Porque la boina, en su forma más profunda, es una forma de pensar. De pensar despacio. De pensar con los pies metidos en la tierra y no en la urbe. De mirar el tiempo con la calma que da el saber cuándo florece el cerezo y cuándo hay que escardar la huerta. Bajo la boina habita una memoria que no tiene prisa, una inteligencia que no necesita presumir de sí misma, una filosofía sin academia.

En un mundo que confunde autenticidad con mercadotecnia, que vende rusticidad en cápsulas de marketing con tipografía cursiva, la boina de verdad no se compra: se hereda o se gana. No tiene marca ni temporada. Puede haber sido tejida a mano durante un invierno duro, o comprada en la feria de ganado, entre mugidos y churros fríos. Está hecha con la misma lana que arropa a los corderos en enero. Su forma es un misterio geométrico: ni redonda ni cuadrada, sino una media luna caída con la gracia de una nube.
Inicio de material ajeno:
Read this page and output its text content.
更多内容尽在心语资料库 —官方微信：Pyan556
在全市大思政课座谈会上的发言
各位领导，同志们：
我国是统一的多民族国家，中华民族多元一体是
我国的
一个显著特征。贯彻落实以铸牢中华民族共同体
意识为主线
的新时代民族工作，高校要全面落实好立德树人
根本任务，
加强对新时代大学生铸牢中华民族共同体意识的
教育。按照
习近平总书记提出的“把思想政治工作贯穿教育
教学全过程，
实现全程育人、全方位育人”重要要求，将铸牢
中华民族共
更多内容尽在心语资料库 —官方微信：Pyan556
Algunos todavía se burlan. Asocian la boina a la ignorancia, a la España profunda, a la España que no se conecta a ninguna red social pero sabe cuándo hay que sembrar el maíz. No entienden que hay más sabiduría en una boina torcida que en cien tuits bien escritos. Que esa prenda mínima contiene siglos de viento, de callos en las manos, de hijas educadas con esfuerzo, de viudas que sabían esperar. Y ahora vuelve, no como símbolo del pasado, sino como emblema de un presente alternativo.
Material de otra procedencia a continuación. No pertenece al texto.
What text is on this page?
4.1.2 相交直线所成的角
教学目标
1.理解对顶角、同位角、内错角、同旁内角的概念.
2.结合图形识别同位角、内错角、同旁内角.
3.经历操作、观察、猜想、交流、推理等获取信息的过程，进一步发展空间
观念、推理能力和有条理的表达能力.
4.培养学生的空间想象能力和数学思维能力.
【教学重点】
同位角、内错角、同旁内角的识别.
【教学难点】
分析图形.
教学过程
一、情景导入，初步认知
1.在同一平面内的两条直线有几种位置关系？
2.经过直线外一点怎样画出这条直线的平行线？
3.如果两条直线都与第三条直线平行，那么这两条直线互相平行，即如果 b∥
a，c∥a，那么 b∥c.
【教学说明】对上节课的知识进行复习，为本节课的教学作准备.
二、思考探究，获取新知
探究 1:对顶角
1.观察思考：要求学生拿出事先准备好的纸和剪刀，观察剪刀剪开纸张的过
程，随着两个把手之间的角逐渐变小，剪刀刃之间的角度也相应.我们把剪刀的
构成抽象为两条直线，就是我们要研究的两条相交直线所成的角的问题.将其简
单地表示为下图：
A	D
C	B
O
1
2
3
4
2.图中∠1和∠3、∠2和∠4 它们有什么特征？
El cuerpo que la lleva puede tener barro en los zapatos, pero en los ojos hay fuego. Es gente, “los boineros”,  que no ha huido de la ciudad para romantizar el campo, sino que ha regresado a él con la mirada limpia. Que cultiva, que cuida, que canta. Gente que sabe que la tierra es un diálogo, no un recurso. Que los castaños tienen nombres y que las gallinas responden al cariño. Que vivir en el campo no es retirarse, sino comprometerse con lo que alimenta.

Quizás por eso la boina no pertenece a ningún partido. Es anarquista y tradicional. Es mística y práctica. Es telúrica sin ser esotérica. La llevan los pastores que creen en Dios y los agnósticos que rezan al sol. La usan quienes saben que en el monte no hay wifi, pero sí cobertura espiritual. Que la lentitud es un modo de resistencia. Que el silencio es una forma de literatura.
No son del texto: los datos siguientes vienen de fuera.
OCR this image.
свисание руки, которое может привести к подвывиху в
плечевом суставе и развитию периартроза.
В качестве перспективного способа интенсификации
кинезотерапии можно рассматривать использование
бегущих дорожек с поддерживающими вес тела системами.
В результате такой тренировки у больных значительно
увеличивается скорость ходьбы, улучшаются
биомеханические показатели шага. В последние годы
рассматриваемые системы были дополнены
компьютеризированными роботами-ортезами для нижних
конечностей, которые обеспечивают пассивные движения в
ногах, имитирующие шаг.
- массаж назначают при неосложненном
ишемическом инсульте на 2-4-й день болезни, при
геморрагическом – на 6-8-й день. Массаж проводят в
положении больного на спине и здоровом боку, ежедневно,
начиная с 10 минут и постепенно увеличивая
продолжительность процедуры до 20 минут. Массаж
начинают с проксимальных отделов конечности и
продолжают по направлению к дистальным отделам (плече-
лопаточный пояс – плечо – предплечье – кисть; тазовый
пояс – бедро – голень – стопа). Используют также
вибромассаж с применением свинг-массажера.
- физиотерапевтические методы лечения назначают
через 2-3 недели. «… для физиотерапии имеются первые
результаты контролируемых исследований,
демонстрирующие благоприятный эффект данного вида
Hay algo profundamente sensual en quien la lleva: no es el cuerpo lo que seduce, sino la actitud. Esas personas que entran al bar con una boina gastada y saludan con voz baja, como si fueran parte del mobiliario. Que conocen las estaciones, las lunas, los nombres de los árboles. Que han llorado en soledad y han reído sin necesidad de testigos. Esa gente —con boina o sin ella— nos recuerda que no todo está perdido. Que hay otra modernidad posible: no la que presume de futuro, sino la que se reconcilia con la historia.

Es posible que vuelva a pasar de moda. Que las nuevas tendencias la escondan de nuevo en los armarios donde huele a alcanfor y leña vieja. Pero siempre habrá un nieto que, al ver la fotografía del abuelo mirando al horizonte con una boina en la cabeza, sienta el impulso de entender ese gesto. Y se la ponga. No para parecerse a él, sino para parecerse más a sí mismo.

Y en ese instante, bajo esa boina, volverá a habitar el sentido común del paisano. No el que se aprende en un manual, sino el que se hereda sin palabras. El que sabe cuándo callar, cuándo sembrar, cuándo resistir. El que no desprecia lo sencillo. El que no busca espectáculo, sino sustancia.